If you have been diagnosed with periodontal disease, your doctor may recommend a more advanced cleaning called scaling and root planing as the first step in treating it. There are some significant differences between this and a routine dental cleaning that are important to understand.
A routine dental cleaning is designed for prevention- meaning its purpose is keeping gum disease and tooth decay from developing.
It involves your hygienist cleaning your teeth above the gum line- removing plaque, tartar, and stains, as well as polishing them. This usually takes place every 6 months.
On the other hand, scaling and root planing is a specialized procedure meant as an initial treatment for patients diagnosed with periodontitis to remove the excessive plaque and bacteria deposits that caused it, and halt the spread of the disease.
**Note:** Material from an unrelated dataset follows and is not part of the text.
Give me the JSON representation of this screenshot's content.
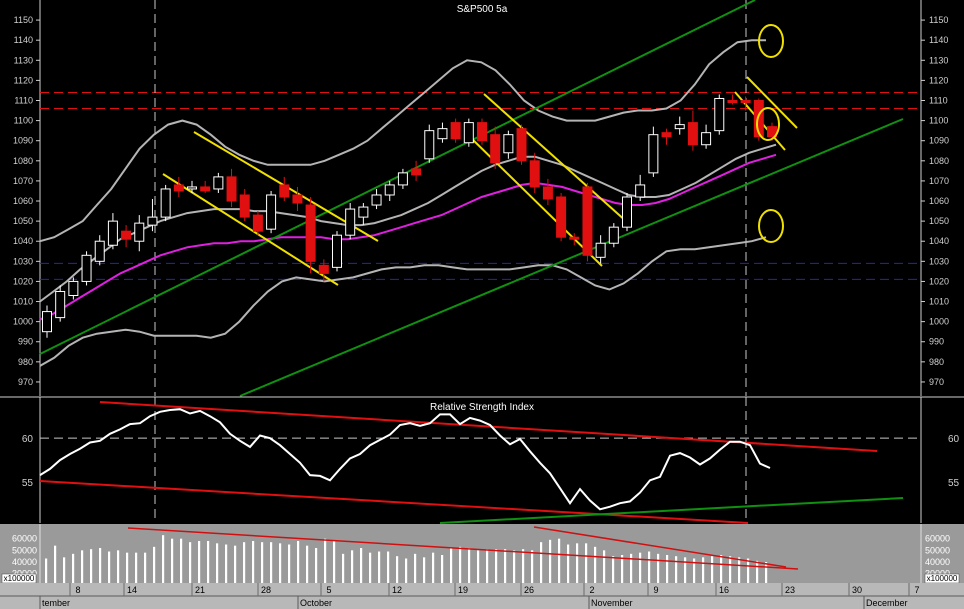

It involves your doctor or hygienist removing excessive calculus and bacterial deposits deep beneath the gumline, and is usually performed with a hand instruments and an ultrasonic cleaner that uses high frequency vibration to separate the calculus from the tooth.
Additionally, any uneven surface areas of the teeth will be smoothed out to discourage additional bacteria from attaching. The procedure may require multiple appointments done in stages to ensure you are as comfortable as possible.
Scaling and root planing is a vital treatment to control the spread of periodontal disease and prevent additional complications to your oral and systemic health. Once completed, your doctor will work with you to create a maintenance schedule that best promotes the continued rehabilitation of your gum tissue.